Like anything in this industry, the key to adaptation is education, and Schulz teaches a class on effective leadership. One of the greatest challenges for any company today, he says, is providing constant feedback—and recognition—to Gen Y employees. However, Village Green’s “entrepreneurial energy” makes this easy. “We all want results very quickly,” says Schulz, “so that whole notion of wanting something very quickly is sort of part of our DNA.”
Additionally, the company is more than happy to hear new ideas from its younger employees. In fact, the company seeks “Bright Ideas” on its website, selects an idea each month and rewards employees for the suggestions. Of course, for those ideas that are known not to work, Schulz says the key is honesty and open communication.

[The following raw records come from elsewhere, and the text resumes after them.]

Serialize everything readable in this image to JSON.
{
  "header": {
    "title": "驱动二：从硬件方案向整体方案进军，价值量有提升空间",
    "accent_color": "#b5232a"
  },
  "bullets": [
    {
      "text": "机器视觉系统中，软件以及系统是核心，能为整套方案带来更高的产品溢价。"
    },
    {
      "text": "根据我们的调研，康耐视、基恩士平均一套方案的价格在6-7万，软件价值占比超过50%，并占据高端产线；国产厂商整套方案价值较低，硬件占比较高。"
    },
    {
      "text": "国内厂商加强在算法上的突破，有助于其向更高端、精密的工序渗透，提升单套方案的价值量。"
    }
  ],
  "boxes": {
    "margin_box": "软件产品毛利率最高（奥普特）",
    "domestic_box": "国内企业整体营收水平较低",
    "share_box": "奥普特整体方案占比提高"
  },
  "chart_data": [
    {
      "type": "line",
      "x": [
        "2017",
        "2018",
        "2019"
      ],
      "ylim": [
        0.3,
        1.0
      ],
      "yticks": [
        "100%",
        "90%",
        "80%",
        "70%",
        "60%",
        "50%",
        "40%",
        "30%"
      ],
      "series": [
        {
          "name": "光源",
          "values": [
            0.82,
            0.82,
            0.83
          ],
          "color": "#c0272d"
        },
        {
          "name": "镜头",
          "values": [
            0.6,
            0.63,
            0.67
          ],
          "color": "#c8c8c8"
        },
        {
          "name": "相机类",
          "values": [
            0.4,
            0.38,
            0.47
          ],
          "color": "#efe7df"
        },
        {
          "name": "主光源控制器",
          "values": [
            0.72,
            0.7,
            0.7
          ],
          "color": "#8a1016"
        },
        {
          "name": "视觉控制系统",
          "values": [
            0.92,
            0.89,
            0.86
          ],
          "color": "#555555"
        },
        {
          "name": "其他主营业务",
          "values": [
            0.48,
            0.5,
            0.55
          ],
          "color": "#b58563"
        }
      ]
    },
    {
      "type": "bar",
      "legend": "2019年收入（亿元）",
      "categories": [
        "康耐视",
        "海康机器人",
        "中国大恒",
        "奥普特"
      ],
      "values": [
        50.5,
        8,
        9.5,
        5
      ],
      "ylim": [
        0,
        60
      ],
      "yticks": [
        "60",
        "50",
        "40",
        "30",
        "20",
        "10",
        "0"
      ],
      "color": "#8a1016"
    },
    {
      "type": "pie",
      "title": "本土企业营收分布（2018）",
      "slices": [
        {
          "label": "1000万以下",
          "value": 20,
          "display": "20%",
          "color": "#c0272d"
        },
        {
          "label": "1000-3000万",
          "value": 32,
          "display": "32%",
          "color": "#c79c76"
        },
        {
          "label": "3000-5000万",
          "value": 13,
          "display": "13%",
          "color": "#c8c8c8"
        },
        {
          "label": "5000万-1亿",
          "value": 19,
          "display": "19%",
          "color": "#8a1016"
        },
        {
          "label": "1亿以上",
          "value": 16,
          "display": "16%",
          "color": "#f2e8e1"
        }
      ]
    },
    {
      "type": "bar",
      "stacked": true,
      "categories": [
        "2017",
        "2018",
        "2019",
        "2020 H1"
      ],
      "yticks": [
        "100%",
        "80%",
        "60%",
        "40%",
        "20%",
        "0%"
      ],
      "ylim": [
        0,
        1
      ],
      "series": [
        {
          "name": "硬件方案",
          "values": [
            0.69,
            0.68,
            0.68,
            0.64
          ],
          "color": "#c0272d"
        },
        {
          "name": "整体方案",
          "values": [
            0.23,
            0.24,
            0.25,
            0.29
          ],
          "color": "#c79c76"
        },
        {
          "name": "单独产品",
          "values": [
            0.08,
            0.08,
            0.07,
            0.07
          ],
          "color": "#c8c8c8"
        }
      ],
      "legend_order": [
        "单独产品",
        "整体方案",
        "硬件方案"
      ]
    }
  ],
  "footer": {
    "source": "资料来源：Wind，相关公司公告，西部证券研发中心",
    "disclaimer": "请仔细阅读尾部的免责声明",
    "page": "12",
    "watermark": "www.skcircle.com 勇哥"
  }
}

“Regardless of generation, if you’re open and honest with [employees], people can accept an answer of ‘no.’ In today’s world, you can’t have any secrets, especially with the Y generation. We’ve always had a philosophy that you just have to be honest with people and tell them what we’re doing, what we’re not doing and why.”
And if the numbers say anything, Village Green’s efforts are working. The company’s employee turnover rate was 21 percent year-to-date from 2010, according to Schulz, compared to 31.2 percent industry-wide, as reported by NMHC’s report.